I thought I’d never see those again until I worked on a legacy project. And they make reading and understanding the behavior of code unpredictable. After all, they are evil.

It is better to use Dependency Injection instead, because it gives you control over which instance is used where. A package like Pimple will do the job well.

What to Improve Next?

Depending on the future of the application or the available budget, several more steps can be taken to improve it.

First, if the app is running on an ancient version of PHP (anything below 7), you should really consider updating it. Most of the time it should not be really painful, and the longest task will probably be getting rid of all those mysql_ calls if the application is using them. You can use something like this library for a quick and dirty fix, but the best solution would be to rewrite all the queries to PDO, making sure that the parameters are escaped at the same time.

If the app is not using the MVC pattern, ie having the business logic and the templates separated, it might be a good time to introduce a template library (I know, PHP is a templating language but modern libraries are just much nicer) like Smarty, Twig or Blade.

Finally, if you can afford it, a rewrite to a modern PHP framework such as Laravel or Symfony is much better in the long run.
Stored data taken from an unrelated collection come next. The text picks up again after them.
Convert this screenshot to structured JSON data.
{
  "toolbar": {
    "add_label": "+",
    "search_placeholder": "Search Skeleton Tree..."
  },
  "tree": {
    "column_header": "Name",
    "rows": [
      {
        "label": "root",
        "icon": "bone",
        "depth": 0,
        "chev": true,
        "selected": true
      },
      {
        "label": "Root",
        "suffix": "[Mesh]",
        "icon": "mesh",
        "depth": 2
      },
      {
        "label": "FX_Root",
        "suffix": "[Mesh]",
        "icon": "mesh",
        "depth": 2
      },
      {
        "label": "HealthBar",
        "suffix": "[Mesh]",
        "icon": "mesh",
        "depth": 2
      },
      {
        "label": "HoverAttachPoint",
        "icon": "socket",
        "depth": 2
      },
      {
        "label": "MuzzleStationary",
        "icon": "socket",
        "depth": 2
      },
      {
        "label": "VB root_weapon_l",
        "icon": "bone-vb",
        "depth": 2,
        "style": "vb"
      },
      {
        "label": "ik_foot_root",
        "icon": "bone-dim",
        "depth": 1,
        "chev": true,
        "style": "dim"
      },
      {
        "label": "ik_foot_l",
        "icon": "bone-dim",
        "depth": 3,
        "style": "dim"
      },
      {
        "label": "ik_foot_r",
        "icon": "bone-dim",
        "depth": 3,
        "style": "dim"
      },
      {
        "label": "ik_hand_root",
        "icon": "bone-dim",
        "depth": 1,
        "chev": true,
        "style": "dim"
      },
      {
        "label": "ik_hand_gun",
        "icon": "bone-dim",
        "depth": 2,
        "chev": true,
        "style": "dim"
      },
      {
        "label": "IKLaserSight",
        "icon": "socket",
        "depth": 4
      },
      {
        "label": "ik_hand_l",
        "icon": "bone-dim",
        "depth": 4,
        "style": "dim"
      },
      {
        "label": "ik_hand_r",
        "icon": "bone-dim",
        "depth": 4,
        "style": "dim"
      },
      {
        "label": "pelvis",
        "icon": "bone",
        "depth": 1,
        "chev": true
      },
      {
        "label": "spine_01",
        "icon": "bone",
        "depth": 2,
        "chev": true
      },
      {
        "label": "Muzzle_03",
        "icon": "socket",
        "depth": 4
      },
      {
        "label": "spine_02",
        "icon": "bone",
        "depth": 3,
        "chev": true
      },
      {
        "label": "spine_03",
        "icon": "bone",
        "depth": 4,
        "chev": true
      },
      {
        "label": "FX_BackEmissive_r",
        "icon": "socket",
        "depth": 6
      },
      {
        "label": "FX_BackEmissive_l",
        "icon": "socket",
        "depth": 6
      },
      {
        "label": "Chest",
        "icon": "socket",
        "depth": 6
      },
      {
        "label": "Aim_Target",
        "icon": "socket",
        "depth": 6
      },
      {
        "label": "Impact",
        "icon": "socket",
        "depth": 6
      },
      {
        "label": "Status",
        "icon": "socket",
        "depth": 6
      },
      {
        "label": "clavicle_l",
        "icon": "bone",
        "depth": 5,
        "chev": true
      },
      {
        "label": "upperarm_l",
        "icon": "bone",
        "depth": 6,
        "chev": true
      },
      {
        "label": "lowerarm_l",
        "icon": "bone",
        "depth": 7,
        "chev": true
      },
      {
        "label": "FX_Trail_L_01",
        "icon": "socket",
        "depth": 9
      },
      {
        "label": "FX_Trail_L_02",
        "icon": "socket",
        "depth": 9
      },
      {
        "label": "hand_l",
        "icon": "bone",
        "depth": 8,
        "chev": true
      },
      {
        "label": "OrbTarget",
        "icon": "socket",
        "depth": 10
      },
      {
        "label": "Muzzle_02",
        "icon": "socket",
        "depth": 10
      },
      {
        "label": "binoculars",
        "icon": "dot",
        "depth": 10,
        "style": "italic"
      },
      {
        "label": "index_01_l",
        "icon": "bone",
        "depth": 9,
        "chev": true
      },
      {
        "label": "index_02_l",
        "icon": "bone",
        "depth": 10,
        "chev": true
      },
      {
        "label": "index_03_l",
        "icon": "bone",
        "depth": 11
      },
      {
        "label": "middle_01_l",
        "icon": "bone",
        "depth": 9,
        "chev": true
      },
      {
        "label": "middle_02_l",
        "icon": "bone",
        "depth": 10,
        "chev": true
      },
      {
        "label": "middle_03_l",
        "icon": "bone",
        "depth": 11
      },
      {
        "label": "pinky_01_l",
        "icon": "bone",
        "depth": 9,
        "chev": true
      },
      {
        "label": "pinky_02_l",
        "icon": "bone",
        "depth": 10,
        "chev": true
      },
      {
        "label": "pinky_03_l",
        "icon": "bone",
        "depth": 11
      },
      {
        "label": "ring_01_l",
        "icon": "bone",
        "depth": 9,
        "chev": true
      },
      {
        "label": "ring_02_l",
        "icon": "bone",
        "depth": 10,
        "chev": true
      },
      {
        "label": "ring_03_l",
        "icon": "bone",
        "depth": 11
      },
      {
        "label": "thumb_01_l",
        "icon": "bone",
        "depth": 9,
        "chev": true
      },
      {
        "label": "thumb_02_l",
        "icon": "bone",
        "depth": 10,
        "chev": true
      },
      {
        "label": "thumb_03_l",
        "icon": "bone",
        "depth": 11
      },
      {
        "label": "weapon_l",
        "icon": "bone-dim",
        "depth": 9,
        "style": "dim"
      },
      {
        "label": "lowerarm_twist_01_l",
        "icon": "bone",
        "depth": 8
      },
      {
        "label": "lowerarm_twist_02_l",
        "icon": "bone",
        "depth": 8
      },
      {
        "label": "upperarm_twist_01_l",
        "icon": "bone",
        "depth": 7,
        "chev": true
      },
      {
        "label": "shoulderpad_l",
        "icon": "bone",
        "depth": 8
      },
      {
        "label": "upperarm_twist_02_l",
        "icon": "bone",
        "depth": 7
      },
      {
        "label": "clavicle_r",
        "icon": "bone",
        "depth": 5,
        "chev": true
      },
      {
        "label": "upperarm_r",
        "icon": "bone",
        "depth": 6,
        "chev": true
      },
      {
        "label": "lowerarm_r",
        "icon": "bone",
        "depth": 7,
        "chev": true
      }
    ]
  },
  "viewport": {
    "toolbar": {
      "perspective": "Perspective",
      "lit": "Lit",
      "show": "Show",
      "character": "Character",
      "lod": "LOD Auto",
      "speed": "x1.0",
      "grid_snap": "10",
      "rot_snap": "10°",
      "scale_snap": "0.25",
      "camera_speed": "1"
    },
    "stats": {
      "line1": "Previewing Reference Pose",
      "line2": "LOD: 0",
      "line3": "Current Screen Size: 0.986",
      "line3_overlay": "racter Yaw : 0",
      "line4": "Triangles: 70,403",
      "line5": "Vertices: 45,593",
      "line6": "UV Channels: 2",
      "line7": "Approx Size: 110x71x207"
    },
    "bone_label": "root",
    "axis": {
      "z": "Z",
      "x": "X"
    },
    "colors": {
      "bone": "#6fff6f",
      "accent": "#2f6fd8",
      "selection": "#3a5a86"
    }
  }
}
You will have all the tools you need to do safe, sane PHP development. Depending on the size of the application, if it is big, I would advise using the strangler pattern to avoid a big bang rewrite that could (and probably would) end badly. This way, you can migrate parts of the code you are currently working on to the new system while keeping the old working ones untouched until you need to work on them.

This is a cost-efficient approach that allows you to have a modern PHP environment for your day to day tasks while avoiding feature freeze for weeks or months depending on the project.

I will be writing another article on how to do this with Laravel soon.